Get to Know NMWA’s Director: Part 2

Blog Category:  Director's Desk
Susan Fisher Sterling, Director of the National Museum of Women in the Arts

NMWA Director Susan Fisher Sterling answers questions about art, equity, and travel. This is part two of a two-part questionnaire. Explore part one.

A yellow neon sign against a black background. The sign says, "What if women ruled the world?" The word "Women" is spelled out vertically.
Yael Bartana, What if Women Ruled the World, 2016; Neon, 98 1/2 x 38 1/2 in.; National Museum of Women in the Arts, Museum purchase, Belinda de Gaudemar Acquisition Fund, with additional support from the Members’ Acquisition Fund; © Yael Bartana; Photo by Lee Stalsworth

What do you consider your greatest achievements regarding women and the arts?

First, helping NMWA founder Wilhelmina Holladay and the board of trustees to build this museum. Second, having the privilege of working in contemporary art and being in the exciting position of introducing artists to the world.

What is your favorite museum outside of your own?

It could be the last one I’ve visited. The Science Gallery in Dublin is working in an innovative way. I have always loved the Musée Guimet in Paris and the Städtische Galerie im Lenbachhaus in Munich. I like museums that surprise me. There’s a real sense of discovery when you are at a smaller museum, and it becomes a jewel box experience.

What has been your most inspirational travel destination?

I traveled to Brazil in 1993 and saw phenomenally important work from the 1960s and 1970s that I had never seen, the flipside of what was happening in the U.S. at the time. I was one of the first curators in the U.S. to recognize that this work was missing from our lexicon of great contemporary art. As a result of the trip, we were able to show two exhibitions of work by Brazilian women artists at NMWA.

A sculpture made of intertwined branches against a white background. Branches are knotted to form a cylindrical mass with loose twigs sticking out horizontally from either side.
Frida Baranek, Untitled, 1991; Iron, 44 x 75 x 46 in.; National Museum of Women in the Arts, Museum purchase: The Lois Pollard Price Acquisition Fund; © Frida Baranek / Galeria Raquel Arnaud, © Frida Baranek

What do women in leadership positions in the arts need more of?

According to the 2014 Association of American Art Museum Directors survey, there is a gender gap in salaries.

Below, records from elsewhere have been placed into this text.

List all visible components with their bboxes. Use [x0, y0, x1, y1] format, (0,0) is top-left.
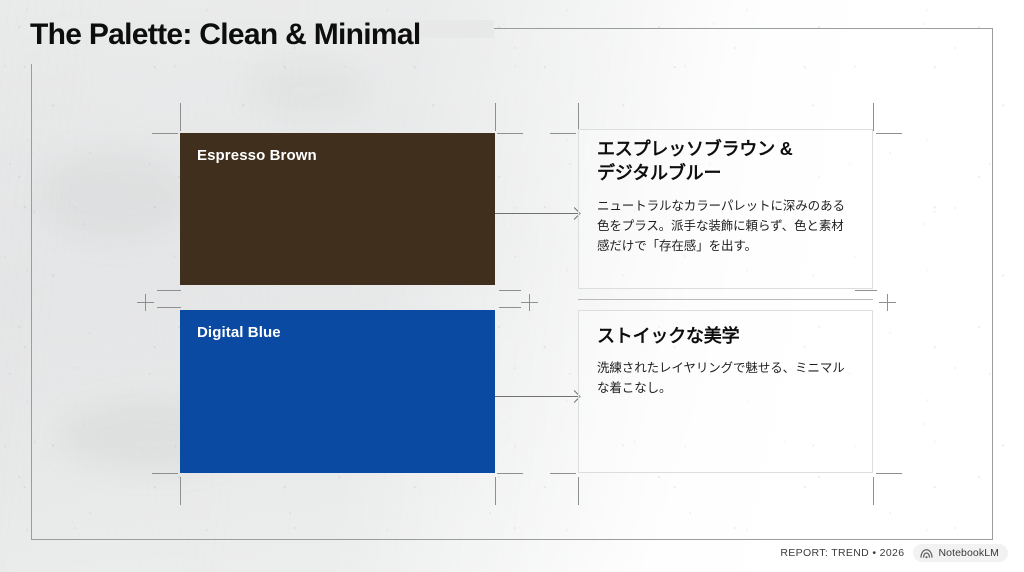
- crop-tick-horizontal: [876, 133, 902, 134]
- panel-heading-line-2: デジタルブルー: [597, 163, 721, 183]
- crop-tick-vertical: [578, 477, 579, 505]
- registration-cross: [879, 294, 896, 311]
- swatch-label: Digital Blue: [197, 324, 281, 341]
- crop-tick-horizontal: [157, 307, 181, 308]
- color-swatch-digital-blue[interactable]: Digital Blue: [180, 310, 495, 473]
- notebooklm-logo-icon: [920, 548, 933, 559]
- crop-tick-horizontal: [550, 133, 576, 134]
- crop-tick-horizontal: [152, 133, 178, 134]
- color-swatch-espresso-brown[interactable]: Espresso Brown: [180, 133, 495, 285]
- crop-tick-vertical: [180, 477, 181, 505]
- crop-tick-vertical: [495, 103, 496, 131]
- text-panel-palette: エスプレッソブラウン &デジタルブルー ニュートラルなカラーパレットに深みのある…: [578, 129, 873, 289]
- crop-tick-vertical: [495, 477, 496, 505]
- crop-tick-horizontal: [497, 473, 523, 474]
- crop-tick-vertical: [180, 103, 181, 131]
- panel-body: ニュートラルなカラーパレットに深みのある色をプラス。派手な装飾に頼らず、色と素材…: [579, 186, 872, 257]
- notebooklm-badge: NotebookLM: [913, 544, 1008, 562]
- footer: REPORT: TREND • 2026 NotebookLM: [780, 544, 1008, 562]
- background-smudge: [40, 150, 190, 240]
- crop-tick-horizontal: [855, 290, 877, 291]
- crop-tick-horizontal: [499, 307, 521, 308]
- notebooklm-label: NotebookLM: [938, 547, 999, 559]
- panel-heading: ストイックな美学: [579, 311, 872, 349]
- crop-tick-horizontal: [499, 290, 521, 291]
- report-label: REPORT: TREND • 2026: [780, 547, 904, 559]
- crop-tick-horizontal: [497, 133, 523, 134]
- crop-tick-vertical: [578, 103, 579, 131]
- panel-divider: [578, 299, 873, 300]
- crop-tick-horizontal: [876, 473, 902, 474]
- registration-cross: [137, 294, 154, 311]
- crop-tick-vertical: [873, 477, 874, 505]
- arrow-right-icon: [495, 213, 578, 214]
- crop-tick-vertical: [873, 103, 874, 131]
- crop-tick-horizontal: [550, 473, 576, 474]
- panel-heading: エスプレッソブラウン &デジタルブルー: [579, 130, 872, 186]
- text-panel-aesthetic: ストイックな美学 洗練されたレイヤリングで魅せる、ミニマルな着こなし。: [578, 310, 873, 473]
- registration-cross: [521, 294, 538, 311]
- crop-tick-horizontal: [152, 473, 178, 474]
- background-smudge: [250, 60, 370, 120]
- arrow-right-icon: [495, 396, 578, 397]
- page-title: The Palette: Clean & Minimal: [30, 18, 420, 52]
- panel-body: 洗練されたレイヤリングで魅せる、ミニマルな着こなし。: [579, 349, 872, 399]
- swatch-label: Espresso Brown: [197, 147, 317, 164]
- slide-canvas: The Palette: Clean & Minimal Espresso Br…: [0, 0, 1024, 572]
- crop-tick-horizontal: [157, 290, 181, 291]
- panel-heading-line-1: エスプレッソブラウン &: [597, 139, 793, 159]
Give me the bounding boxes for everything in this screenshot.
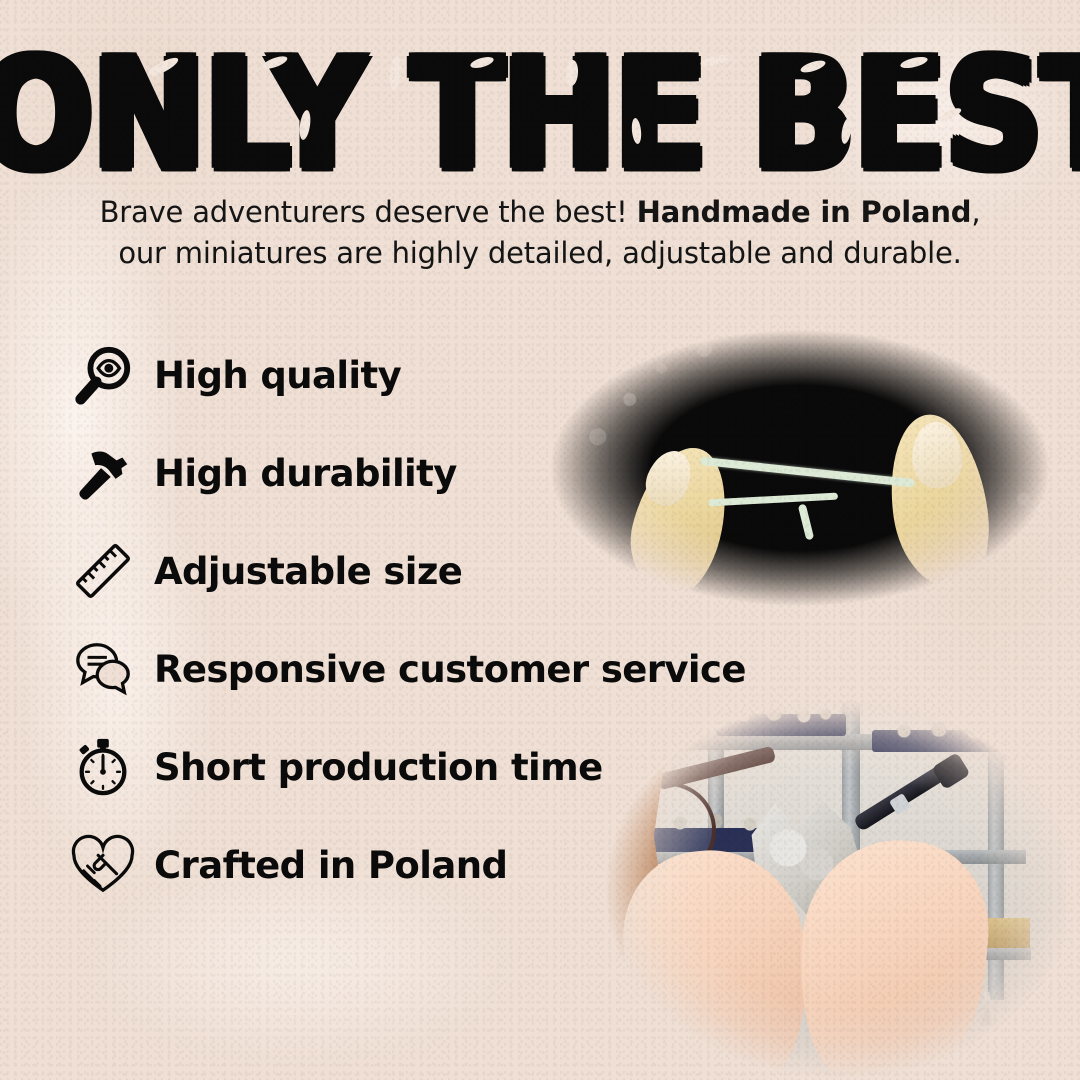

We need more women in executive leadership positions and more women in board leadership positions. We also need to create more time for women to speak with experts from other fields, creating centers for relevant conversations about the future of our culture. And we need an influx of younger people who believe in what museums do.

What does gender equity mean to you?

Women need to be recognized both as sole producers and as part of a larger context of women. Equal representation has a ripple effect. Communities will support women if their work is valued. We need to focus on a wider world view including women of color.

What artistic talent would you most like to have?

It may not be an artistic talent, but I’ve always wanted to be able to see the future.

Tell us something we might not know about you.

I like science fiction—especially Star Trek and Westworld. I wonder what art would look like on another planet or galaxy.